Keine Ahnung, wie man sich bei einem Spiel, in das man locker 50, 100 oder 200 Stunden versenken kann, an einem Baby/Kindheits-Intro stören kann, das in einem halben Stündchen durchgespielt ist. Dass das allemal besser ist als Charakterwerte einfach auszuwürfeln, da sind wir uns doch wohl einig, oder?

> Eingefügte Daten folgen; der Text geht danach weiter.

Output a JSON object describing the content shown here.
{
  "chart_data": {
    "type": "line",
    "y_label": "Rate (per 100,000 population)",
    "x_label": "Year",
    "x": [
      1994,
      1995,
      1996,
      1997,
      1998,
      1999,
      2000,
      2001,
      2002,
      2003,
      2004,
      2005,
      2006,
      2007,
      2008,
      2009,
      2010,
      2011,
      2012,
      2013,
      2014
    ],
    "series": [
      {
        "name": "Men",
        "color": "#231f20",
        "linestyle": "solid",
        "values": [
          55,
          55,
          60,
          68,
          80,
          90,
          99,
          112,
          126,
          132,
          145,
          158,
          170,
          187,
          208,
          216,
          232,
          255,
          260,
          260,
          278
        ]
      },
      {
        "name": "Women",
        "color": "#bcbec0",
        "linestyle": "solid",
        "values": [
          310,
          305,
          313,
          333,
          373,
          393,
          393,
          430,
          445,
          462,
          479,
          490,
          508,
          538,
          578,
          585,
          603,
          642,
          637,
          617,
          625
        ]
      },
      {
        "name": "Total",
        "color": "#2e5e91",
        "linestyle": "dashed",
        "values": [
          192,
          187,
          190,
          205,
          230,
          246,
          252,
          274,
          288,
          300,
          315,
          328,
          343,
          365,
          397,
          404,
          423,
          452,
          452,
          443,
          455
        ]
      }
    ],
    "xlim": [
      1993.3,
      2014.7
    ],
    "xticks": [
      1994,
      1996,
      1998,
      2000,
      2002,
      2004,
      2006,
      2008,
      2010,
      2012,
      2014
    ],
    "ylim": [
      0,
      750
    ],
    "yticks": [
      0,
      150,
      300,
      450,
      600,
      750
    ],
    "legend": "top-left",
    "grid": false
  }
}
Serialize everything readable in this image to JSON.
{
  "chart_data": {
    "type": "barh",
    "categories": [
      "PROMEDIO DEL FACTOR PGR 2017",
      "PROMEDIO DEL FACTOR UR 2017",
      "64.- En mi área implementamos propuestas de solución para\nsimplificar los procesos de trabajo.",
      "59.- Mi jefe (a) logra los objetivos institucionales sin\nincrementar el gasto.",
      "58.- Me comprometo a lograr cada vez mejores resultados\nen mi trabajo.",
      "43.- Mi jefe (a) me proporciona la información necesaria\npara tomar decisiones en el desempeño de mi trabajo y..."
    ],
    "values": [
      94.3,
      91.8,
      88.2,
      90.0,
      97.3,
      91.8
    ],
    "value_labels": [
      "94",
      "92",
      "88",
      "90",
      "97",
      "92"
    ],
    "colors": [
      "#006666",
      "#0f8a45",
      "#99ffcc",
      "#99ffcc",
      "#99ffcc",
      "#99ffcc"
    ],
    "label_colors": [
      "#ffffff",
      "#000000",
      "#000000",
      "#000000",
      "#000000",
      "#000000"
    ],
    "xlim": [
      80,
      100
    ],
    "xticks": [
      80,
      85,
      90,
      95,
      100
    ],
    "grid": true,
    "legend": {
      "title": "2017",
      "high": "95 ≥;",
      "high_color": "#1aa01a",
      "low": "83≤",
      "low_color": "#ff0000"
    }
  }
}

Ansonsten haben mich an FO3 andere Dinge viel mehr gestört. Es fühlt sich mehr wie ein Shooter als wie ein Rollenspiel an. In guter alter Bethesda-Tradition hat man sich keine große Mühe gegeben, die Gamepad-Steuerung beim Übergang zu Tastatur und Maus großartig den gängigen PC-Standards anzupassen (statt einfach M für Map drücken zu können, muss man ewig mit diesem verkackten PipBoy rum hantieren). Dieser ständige Braun/Grau/Grün-Stich der Grafik geht einem irgendwann auch total auf den Sack und ist nicht nur hässlich, sondern auch nicht wirklich realistisch (Postapokalypse hin oder her). Wieso bringt ein steinaltes Spiel wie Gothic 2 Dinge wie Tageslicht, Nachthimmel oder Sonnenuntergang tausend mal atmosphärischer rüber als FO3? Obwohl ich weiß, dass es nicht so war, hatte ich beim Spielen aufgrund der kontrastarmen Grafik ständig das Gefühl, man habe die Farbpalette künstlich auf 12 oder 16 statt 32 Bit beschränkt, um das Spiel vielleicht auch auf der PS1 noch lauffähig zu machen
Ansonsten ist halt auch FO3 eines dieser Spiele, das seine Open World nur begrenzt überzeugend mit Inhalten füllt. Eine U-Bahn-Station sieht genauso aus wie die andere und das gleiche gilt für Abwasserkanäle, Bürogebäude, Supermärkte oder Städte. Aber vielleicht muss das bei einem Open World-Spiel auch so sein, wenn die Entwicklungskosten nicht explodieren sollen: Sie ist entweder leer oder voll von Copy-And-Paste. Und vielleicht mutet es deshalb auch so völlig albern an, wenn OW-Spiele einfach nur mit der schieren Größe ihrer Welt protzen (denke da gerne noch an das erste Just Cause als besonders negatives Beispiel), weil das letztlich eher kontraproduktiv ist: Wenn man 150 oder 200 Stunden in ein solches Spiel versenkt, nur um auch den letzten Winkel noch zu erkunden, sich ab Stunde 50 aber eh alles wiederholt und man am Ende einfach nur noch froh ist, durch zu sein, ist man regelrecht dankbar für Spiele, die in einer viel kleineren Welt nach Stunde 30 oer 50 einfach Schluss machen und von Anfang bis Ende ein unterhaltsames Erlebnis waren.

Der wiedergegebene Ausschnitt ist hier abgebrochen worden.